Tra i tanti inquinamenti che ci affliggono, ce n’è uno di cui poco si parla; ma basta guardare le denunzie che arrivano in Procura per capire che è molto più frequente di quanto si pensi.

Si tratta dell’inquinamento da puzza o, per meglio dirlo con il legislatore, da “emissioni odorigene”, che fino a poco tempo fa non veniva neppure preso in considerazione dalle nostre leggi di tutela ambientale. Tanto è vero che nei casi più insopportabili si ricorreva ad un generico articolo (il 674) del codice penale che punisce come contravvenzione chiunque “provoca emissioni di gas, di vapori o di fumo, atti a molestare le persone”; e che, pur se non parla di odori, era stato ritenuto applicabile dalla Cassazione, in casi dove, ad esempio, c’è gente che deve vivere con le finestre sempre chiuse per attutire esalazioni moleste provenienti da manifatture come torrefazioni di caffè o da terreni agricoli abbondantemente ricoperti di concimi e immondi fanghi da depurazione. Per non parlare delle esalazioni da rifiuti giacenti in discariche o per strada.

Nel 2017, tuttavia, veniva finalmente inserito nel testo unico ambientale un articolo (272-bis) sulle emissioni odorigene, che, tuttavia, non dice niente di certo ma si limita a demandare alla normativa regionale o alle autorizzazioni per le emissioni la facoltà di prevedere misure per la prevenzione e la limitazione delle emissioni odorigene degli stabilimenti, riservando, nel secondo comma, allo Stato la facoltà di elaborare indirizzi e proporre integrazioni della normativa tecnica in proposito.

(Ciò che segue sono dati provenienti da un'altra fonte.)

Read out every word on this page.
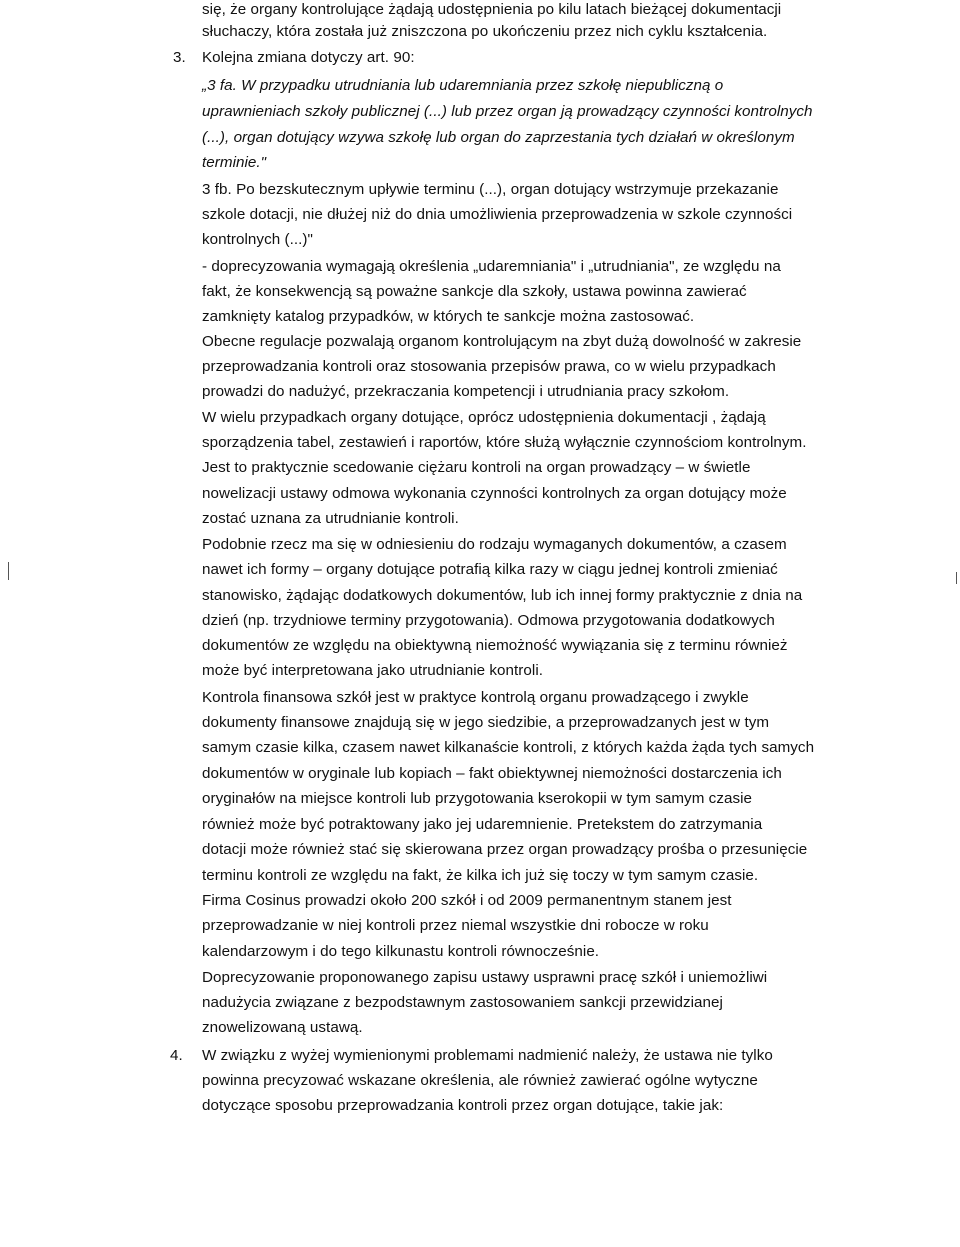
się, że organy kontrolujące żądają udostępnienia po kilu latach bieżącej dokumentacji
słuchaczy, która została już zniszczona po ukończeniu przez nich cyklu kształcenia.
3. Kolejna zmiana dotyczy art. 90:
„3 fa. W przypadku utrudniania lub udaremniania przez szkołę niepubliczną o
uprawnieniach szkoły publicznej (...) lub przez organ ją prowadzący czynności kontrolnych
(...), organ dotujący wzywa szkołę lub organ do zaprzestania tych działań w określonym
terminie."
3 fb. Po bezskutecznym upływie terminu (...), organ dotujący wstrzymuje przekazanie
szkole dotacji, nie dłużej niż do dnia umożliwienia przeprowadzenia w szkole czynności
kontrolnych (...)"
- doprecyzowania wymagają określenia „udaremniania" i „utrudniania", ze względu na
fakt, że konsekwencją są poważne sankcje dla szkoły, ustawa powinna zawierać
zamknięty katalog przypadków, w których te sankcje można zastosować.
Obecne regulacje pozwalają organom kontrolującym na zbyt dużą dowolność w zakresie
przeprowadzania kontroli oraz stosowania przepisów prawa, co w wielu przypadkach
prowadzi do nadużyć, przekraczania kompetencji i utrudniania pracy szkołom.
W wielu przypadkach organy dotujące, oprócz udostępnienia dokumentacji , żądają
sporządzenia tabel, zestawień i raportów, które służą wyłącznie czynnościom kontrolnym.
Jest to praktycznie scedowanie ciężaru kontroli na organ prowadzący – w świetle
nowelizacji ustawy odmowa wykonania czynności kontrolnych za organ dotujący może
zostać uznana za utrudnianie kontroli.
Podobnie rzecz ma się w odniesieniu do rodzaju wymaganych dokumentów, a czasem
nawet ich formy – organy dotujące potrafią kilka razy w ciągu jednej kontroli zmieniać
stanowisko, żądając dodatkowych dokumentów, lub ich innej formy praktycznie z dnia na
dzień (np. trzydniowe terminy przygotowania). Odmowa przygotowania dodatkowych
dokumentów ze względu na obiektywną niemożność wywiązania się z terminu również
może być interpretowana jako utrudnianie kontroli.
Kontrola finansowa szkół jest w praktyce kontrolą organu prowadzącego i zwykle
dokumenty finansowe znajdują się w jego siedzibie, a przeprowadzanych jest w tym
samym czasie kilka, czasem nawet kilkanaście kontroli, z których każda żąda tych samych
dokumentów w oryginale lub kopiach – fakt obiektywnej niemożności dostarczenia ich
oryginałów na miejsce kontroli lub przygotowania kserokopii w tym samym czasie
również może być potraktowany jako jej udaremnienie. Pretekstem do zatrzymania
dotacji może również stać się skierowana przez organ prowadzący prośba o przesunięcie
terminu kontroli ze względu na fakt, że kilka ich już się toczy w tym samym czasie.
Firma Cosinus prowadzi około 200 szkół i od 2009 permanentnym stanem jest
przeprowadzanie w niej kontroli przez niemal wszystkie dni robocze w roku
kalendarzowym i do tego kilkunastu kontroli równocześnie.
Doprecyzowanie proponowanego zapisu ustawy usprawni pracę szkół i uniemożliwi
nadużycia związane z bezpodstawnym zastosowaniem sankcji przewidzianej
znowelizowaną ustawą.
4. W związku z wyżej wymienionymi problemami nadmienić należy, że ustawa nie tylko
powinna precyzować wskazane określenia, ale również zawierać ogólne wytyczne
dotyczące sposobu przeprowadzania kontroli przez organ dotujące, takie jak:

Aspettavamo, quindi, con ansia un intervento deciso dello Stato che finalmente, pochi giorni fa, è arrivato con un Decreto Direttoriale del Ministero dell’Ambiente, il quale indica indirizzi tecnici di riferimento principalmente alle Autorità, per l’elaborazione dei dati e dei limiti per le emissioni odorifere. Ma, sia chiaro, indica “indirizzi” e non limiti precisi e cogenti direttamente applicabili contro le emissioni odorigene. Solo se e quando verranno resi obbligatori con autorizzazioni e specifiche prescrizioni si potrà arrivare ad una sanzione penale (sempre contravvenzionale) o amministrativa.

Correlativamente, anche l’ambito di applicazione è piuttosto generico in quanto si specifica che si tratta solo di un “documento tecnico” con “indirizzi” applicabili in tutti i campi in cui vi sia inquinamento da puzza. E anche l’elenco degli impianti e attività cui possono essere applicati (fra cui, ad esempio, produzione di bitumi, di concimi di piastrelle ceramiche, di materie plastiche, di scarti da macellazione, fonderie, allevamenti zootecnici, trattamento di fanghi, torrefazioni di caffè, concerie, industrie petrolifere, industrie farmaceutiche e cosmetiche, industrie alimentari e sansifici) ha solo “natura indicativa”. Così come non sono direttamente cogenti “i valori di accettabilità dell’impatto olfattivo”, che pure sono specificati in una apposita tabella.

Insomma, è tutto solo “indicativo”; come sempre, quando si tratta di tutelare l’ambiente, si fanno le cose a metà per non scontentare nessuno. Questa è la “sostenibilità” all’italiana.